The challengedovercomethe challenge

Sheltered workshops offer a suppportive working environment where physically and mentally challenged individuals can gradually gain vocational and social experience

By Ho Yi  /  STAFF REPORTER

Sunshine Gas Station aims to provide a one-big-happy-family working environment to its over 30 employees who have physical or mental disabilities.

PHOTO: HO YI, TAIPEI TIMES

At Easy Coffee inside the Shantao Temple MRT station (善導寺站), Lin Chien-hsuan (林建炫) serves coffee every morning to the rush hour crowd. At first glance, one would never suspect that he is a mentally disabled patient who couldn't converse with people when first starting work at the coffee shop.

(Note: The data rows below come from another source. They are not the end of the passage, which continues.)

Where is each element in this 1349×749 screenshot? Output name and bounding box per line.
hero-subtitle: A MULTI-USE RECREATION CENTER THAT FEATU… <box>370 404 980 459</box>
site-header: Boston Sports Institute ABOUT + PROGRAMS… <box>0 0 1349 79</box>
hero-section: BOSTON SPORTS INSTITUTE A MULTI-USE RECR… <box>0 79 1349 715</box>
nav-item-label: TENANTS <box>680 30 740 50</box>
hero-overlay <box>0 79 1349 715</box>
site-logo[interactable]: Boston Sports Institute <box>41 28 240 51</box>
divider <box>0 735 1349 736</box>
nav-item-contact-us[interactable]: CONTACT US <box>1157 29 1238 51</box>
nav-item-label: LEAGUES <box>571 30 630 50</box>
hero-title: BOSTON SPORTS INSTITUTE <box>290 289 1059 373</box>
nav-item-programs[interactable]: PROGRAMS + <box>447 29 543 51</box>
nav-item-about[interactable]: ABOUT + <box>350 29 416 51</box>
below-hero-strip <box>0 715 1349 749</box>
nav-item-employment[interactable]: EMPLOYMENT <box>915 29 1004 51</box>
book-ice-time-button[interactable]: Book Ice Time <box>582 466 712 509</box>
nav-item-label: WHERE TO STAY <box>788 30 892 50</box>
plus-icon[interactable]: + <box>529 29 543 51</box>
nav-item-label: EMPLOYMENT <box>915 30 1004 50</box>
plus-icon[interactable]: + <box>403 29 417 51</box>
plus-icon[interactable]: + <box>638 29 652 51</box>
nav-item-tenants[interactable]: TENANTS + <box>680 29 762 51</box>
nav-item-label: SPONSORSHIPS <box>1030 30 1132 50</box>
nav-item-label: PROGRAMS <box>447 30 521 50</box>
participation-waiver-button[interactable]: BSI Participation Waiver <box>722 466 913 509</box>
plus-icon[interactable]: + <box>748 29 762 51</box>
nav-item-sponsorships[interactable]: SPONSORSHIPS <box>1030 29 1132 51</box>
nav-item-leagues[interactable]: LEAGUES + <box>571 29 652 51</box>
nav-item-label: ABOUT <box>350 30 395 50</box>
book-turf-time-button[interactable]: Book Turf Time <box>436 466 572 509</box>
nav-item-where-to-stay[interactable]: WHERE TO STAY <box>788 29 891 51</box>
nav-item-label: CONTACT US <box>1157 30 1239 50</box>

"I've been here for over four years. Sometimes I still forget things and need the instructor's helps. And there are more and more products to remember now ... But I think I'll stay and keep working here," said the shy, retiring 28-year-old employee.

Run by the Taipei Mental Rehabilitation Association (TMRA, 台北市康復之友協會), Easy Coffee is one of dozens of sheltered workshops commissioned by the Department of Labor (勞工局) of the Taipei City Government that offers a supportive environment where physically and mentally disabled people can acquire vocational experience and job skills.

Having worked with schizophrenics and manic-depressives with stabilized symptoms for four years at the coffee shop, the association's training instructor Chen Hsuan-chia (陳萱佳) said the biggest challenge the employees have to overcome is interpersonal interaction, as they are socially backward when taking the first step out of families and hospitals. He said that a long training phase is needed to help them regain confidence and learn to react to others.

Peer support, as well as care and guidance from trained instructors, is essential to adaptation to the workplace. "Our student-employees are under tremendous pressure since lots of our clients are office workers who are in a rush and don't have much patience … They often want to give up and it's our job to guide them from thinking 'I want to give up' to 'I am tired and need a break.' With practice, they are able to deal with the stress and make the mental transition themselves," said Chen.

What sets Easy Coffee apart from other more protection-oriented sheltered workshops is its goal, which is to open itself to market competition and encourage the disabled to work in a place where people come for good services and products rather than out of sympathy.

This strategy has been adopted by 12 Baskets (十 二個籃子), a sheltered restaurant on Heping East Road (和平東路) near Linkuang MRT station (麟光站) and run by the Chinese National Association of the Deaf (中華民國聽障人協會) with five hearing-impaired and mentally handicapped employees.

"I often tell staff to think about this place as the last stop before stepping into real a work place," said employment instructor Chen Wei-ting (陳維廷), adding that they are also reluctant to advertise the restaurant as a sheltered store since "buying cookies made by anonymous disabled people is one thing, but being served by them face to face is another."

In Chen Wei-ting's opinion, though social interaction is the biggest issue to be tackled, every hired disable individual has his or her own story, problems and demons to fight.

"I once had a schizophrenic working here. Though he was under medication, there was always a voice in his head saying 'I am not normal and that's why I am here' … He didn't make it in the end," she said.

Although the simple tasks required may take most people only a few day to pick up, the training time at 12 Baskets ranges from three to five months, as even one simple step has to be repeatedly practiced.

"But you never give up. No matter what method you take to teach them, you never give up on them because they'll learn eventually," Chen stressed.